鹿児島市で4人家族の住家全焼 焼け跡の3遺体は司法解剖へ 両親と10代娘か 近隣住民「うそであってほしい」

 2022/10/04 07:21
実況見分する警察や消防の関係者=3日午前10時20分ごろ、鹿児島市谷山中央4丁目
実況見分する警察や消防の関係者=3日午前10時20分ごろ、鹿児島市谷山中央4丁目
 2日午後11時ごろ、鹿児島市谷山中央4丁目、会社員の男性(56)方から出火、木造2階建て住家約97平方メートルが全焼し、住家2棟に延焼した。鹿児島南署によると、出火元の焼け跡から3人の遺体が見つかった。同署や近隣住民によると、出火元には家族4人が居住。小学生の男児が逃げ出したが、男性と妻、10代の娘の3人と連絡が取れていない。遺体の身元は3人の可能性が高いと見て調べている。
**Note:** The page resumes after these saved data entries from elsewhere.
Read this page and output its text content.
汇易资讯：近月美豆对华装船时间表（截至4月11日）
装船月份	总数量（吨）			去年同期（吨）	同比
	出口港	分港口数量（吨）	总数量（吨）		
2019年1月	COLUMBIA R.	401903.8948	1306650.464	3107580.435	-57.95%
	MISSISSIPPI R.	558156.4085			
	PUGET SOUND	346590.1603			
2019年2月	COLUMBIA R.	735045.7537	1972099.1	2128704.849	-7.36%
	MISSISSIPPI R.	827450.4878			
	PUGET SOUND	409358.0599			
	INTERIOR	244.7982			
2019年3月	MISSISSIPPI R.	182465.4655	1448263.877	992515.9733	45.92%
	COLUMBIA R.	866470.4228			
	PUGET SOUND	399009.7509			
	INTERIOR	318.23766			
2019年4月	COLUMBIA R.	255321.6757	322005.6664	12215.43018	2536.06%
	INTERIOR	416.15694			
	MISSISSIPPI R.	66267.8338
 同署と市消防局は3日、合同で現場の実況見分を始めた。焼けた住家の被害状況を確認し、出火原因の調査を進めている。4日も実況見分を続け、遺体を司法解剖し死因を調べる。

 同署によると、隣接する木造2階建て住家約103平方メートルが全焼、木造2階建て住家の約39平方メートルが部分焼した。住人はいずれも出火時は在宅していたが、避難して無事だった。

■「気さくな人。頼りにしていた」

 「うそであってほしい」。3人の遺体が見つかった鹿児島市谷山中央4丁目の火事から一夜明けた3日、近隣住民らは信じられない様子で消火作業や焼け跡を見つめた。

 連絡が取れなくなっている男性を知る下松崎町内会の会長(73)は「町内会員が減る中、積極的に行事に参加してくれていた。穏やかで気さくな人。頼りにしていた。うそであってほしい」と願った。

 「真面目でよく気を遣う人。まだ状況が飲み込めない」。子どものソフトボール少年団が一緒だという40代女性は2日午前、男性の妻と小学校で顔を合わせた。「温かく練習を見守り、自分たちにも優しく声をかけてくれる人」と目頭を押さえた。

 10代の娘をよく知る主婦は「愛嬌のある人懐っこい子。学校でも一生懸命勉強を頑張っていた。連絡が取れないと聞き、居ても立ってもいられない」。

 30代女性は窓越しに激しく燃え上がる炎を目撃、慌てて家族を起こし避難した。息子が出火元の男児と小学校の同級生で2日午後、一緒に川遊びに行ったばかり。逃げ出した男児と国道沿いまで避難したとっさの出来事に「驚いて何も考えられない」と規制線の前で語った。